Por suerte —eso es lo que creí en ese momento—, quince días antes de empezar las vacaciones y cuando ya me veía tomando el sol en la galería que da al patio de vecinos, nos llamó la directora del hotel para decirnos que todo estaba arreglado y que nos esperaban en la fecha convenida. Que solo había un pequeño detalle sin importancia, pero que seguro que no representaría ningún inconveniente para nosotros. Un pequeño cambio, nada más. «Ya verán, ya verán qué bien que se lo pasarán», dijo la mujer antes de colgar el teléfono sin darme tiempo a preguntarle en qué consistía ese pequeño cambio.
—¿Y si vamos en persona para que nos lo explique y lo veamos? Total, solo son dos horas de viaje en coche. Así saldremos de dudas —le propuse a Julia.
—Pero ¿qué más da? No será que no hemos estado en hoteles de dos estrellas, que daban pena, e incluso en hostales de mala muerte y todavía estamos vivos. Anda, no te preocupes. Seguro que solo se trata de que la habitación será más pequeña o sin vistas al mar, tal como pedimos. O, mira por dónde, quizá nos pasa como a Rosa y Antonio cuando fueron a París. ¿No te acuerdas? Sí hombre, sí, que también por culpa de un overbooking de esos los acabaron alojando en un hotel de más categoría por el mismo precio.
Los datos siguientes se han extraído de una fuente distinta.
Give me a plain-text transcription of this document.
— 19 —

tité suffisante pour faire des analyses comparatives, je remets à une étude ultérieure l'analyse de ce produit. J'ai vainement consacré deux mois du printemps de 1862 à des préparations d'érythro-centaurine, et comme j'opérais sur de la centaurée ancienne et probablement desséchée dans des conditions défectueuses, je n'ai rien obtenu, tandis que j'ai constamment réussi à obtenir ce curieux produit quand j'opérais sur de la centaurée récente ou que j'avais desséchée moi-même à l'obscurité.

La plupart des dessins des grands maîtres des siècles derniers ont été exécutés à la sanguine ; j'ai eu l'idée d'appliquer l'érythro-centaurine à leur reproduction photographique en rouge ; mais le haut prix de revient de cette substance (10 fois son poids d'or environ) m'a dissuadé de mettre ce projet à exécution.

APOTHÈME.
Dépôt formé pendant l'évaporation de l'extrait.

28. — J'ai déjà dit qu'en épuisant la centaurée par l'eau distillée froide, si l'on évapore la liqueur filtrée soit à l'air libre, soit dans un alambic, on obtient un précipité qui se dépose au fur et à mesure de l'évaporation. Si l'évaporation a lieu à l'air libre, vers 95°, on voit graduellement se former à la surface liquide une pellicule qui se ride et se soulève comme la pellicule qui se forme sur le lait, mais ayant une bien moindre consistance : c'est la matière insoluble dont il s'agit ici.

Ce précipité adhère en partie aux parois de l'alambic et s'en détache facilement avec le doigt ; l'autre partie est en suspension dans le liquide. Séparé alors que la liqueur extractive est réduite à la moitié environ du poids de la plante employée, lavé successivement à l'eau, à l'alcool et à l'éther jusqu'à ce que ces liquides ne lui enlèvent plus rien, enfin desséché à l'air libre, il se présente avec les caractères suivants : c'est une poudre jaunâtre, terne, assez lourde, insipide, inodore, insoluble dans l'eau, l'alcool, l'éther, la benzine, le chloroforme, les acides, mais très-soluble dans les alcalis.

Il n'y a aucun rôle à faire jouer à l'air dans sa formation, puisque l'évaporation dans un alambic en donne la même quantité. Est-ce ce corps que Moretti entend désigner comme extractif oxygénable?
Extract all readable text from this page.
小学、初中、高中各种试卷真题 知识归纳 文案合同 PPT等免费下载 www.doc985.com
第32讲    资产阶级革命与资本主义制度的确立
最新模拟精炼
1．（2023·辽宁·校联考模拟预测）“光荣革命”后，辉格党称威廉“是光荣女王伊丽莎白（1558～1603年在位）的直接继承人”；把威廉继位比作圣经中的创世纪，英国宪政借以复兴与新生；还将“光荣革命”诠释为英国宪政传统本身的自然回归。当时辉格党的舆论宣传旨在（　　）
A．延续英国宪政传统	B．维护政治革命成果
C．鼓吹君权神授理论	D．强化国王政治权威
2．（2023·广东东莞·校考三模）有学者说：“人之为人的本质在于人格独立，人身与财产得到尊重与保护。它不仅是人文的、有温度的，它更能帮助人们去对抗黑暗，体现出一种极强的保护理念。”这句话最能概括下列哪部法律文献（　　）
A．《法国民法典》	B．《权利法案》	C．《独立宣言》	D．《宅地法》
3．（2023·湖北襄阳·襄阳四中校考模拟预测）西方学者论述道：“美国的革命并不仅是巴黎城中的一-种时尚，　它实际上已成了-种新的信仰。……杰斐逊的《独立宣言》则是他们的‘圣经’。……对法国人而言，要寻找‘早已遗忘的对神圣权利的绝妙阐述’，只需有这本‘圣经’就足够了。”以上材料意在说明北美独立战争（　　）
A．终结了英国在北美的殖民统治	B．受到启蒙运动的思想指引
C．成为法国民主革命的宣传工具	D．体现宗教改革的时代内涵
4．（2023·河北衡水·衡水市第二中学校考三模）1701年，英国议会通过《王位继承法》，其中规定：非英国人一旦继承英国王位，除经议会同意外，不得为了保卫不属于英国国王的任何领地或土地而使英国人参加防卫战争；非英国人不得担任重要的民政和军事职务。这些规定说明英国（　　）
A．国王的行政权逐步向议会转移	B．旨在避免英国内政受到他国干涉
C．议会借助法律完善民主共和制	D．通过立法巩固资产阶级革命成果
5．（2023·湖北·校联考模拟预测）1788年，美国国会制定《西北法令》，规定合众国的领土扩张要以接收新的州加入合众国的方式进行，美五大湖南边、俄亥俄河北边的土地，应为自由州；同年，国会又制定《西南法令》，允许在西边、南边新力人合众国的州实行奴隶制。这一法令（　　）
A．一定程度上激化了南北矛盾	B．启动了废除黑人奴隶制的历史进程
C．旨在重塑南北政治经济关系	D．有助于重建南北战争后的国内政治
—Si fuera eso, ¿no crees que me lo habría dicho por teléfono?
Y así se acabó, una vez más, la discusión.

Al volver del viaje, me temía las típicas preguntas de los típicos curiosones: ¿Dónde habéis estado este año? ¿Cómo ha ido? ¿Qué tal el hotel? ¿Era bonito? ¿Estaba bien ubicado? ¿Y la habitación, qué tal? ¿Era amplia? Y el baño, ¿qué tal? ¿Había bufete libre? Y, así, una retahíla de preguntas que más bien parece que te estén sometiendo a un tercer grado. Pero nunca nos había incomodado tanto tener que contestarlas como en esta ocasión. Y lo hicimos con tantas evasivas que creo que todos sospecharon que algo extraño nos había ocurrido.
Pero ¿cómo podíamos decirles que este año nuestro capricho se fue al carajo y que tuvimos que pasar las vacaciones en un camping que hay junto al hotel? Cuando, al llegar, nos lo dijeron, torcimos el gesto, no nos entusiasmó la idea, pero acabamos aceptando. ¿Qué podíamos hacer? ¿Volver a casa en el último momento? Además, hay campings muy buenos, nos dijimos como consolación. Pero lo que no sabíamos, porque nadie nos había advertido, es que era un camping nudista.
En las dos semanas de estancia no salimos ni un solo día del minúsculo bungalow que nos ofrecieron en compensación. Ahora bien, todo sea dicho de paso, el agua estaba fresquísima y en la bañera se estaba de lujo. Ahora boca arriba, ahora boca abajo. Y el ventilador hacía aceptablemente las funciones de brisa marina. Julia se compró un montón de revistas del corazón que, no solo le servían para mantenerse al día del chismorreo social sino también de matamoscas. Yo, por toda distracción, mataba el tiempo con los juegos instalados en mi móvil o me asomaba por la ventana aprovechando la siesta de Julia. Las vistas no podían ser mejores. ¡Había cada una que quitaba el hipo!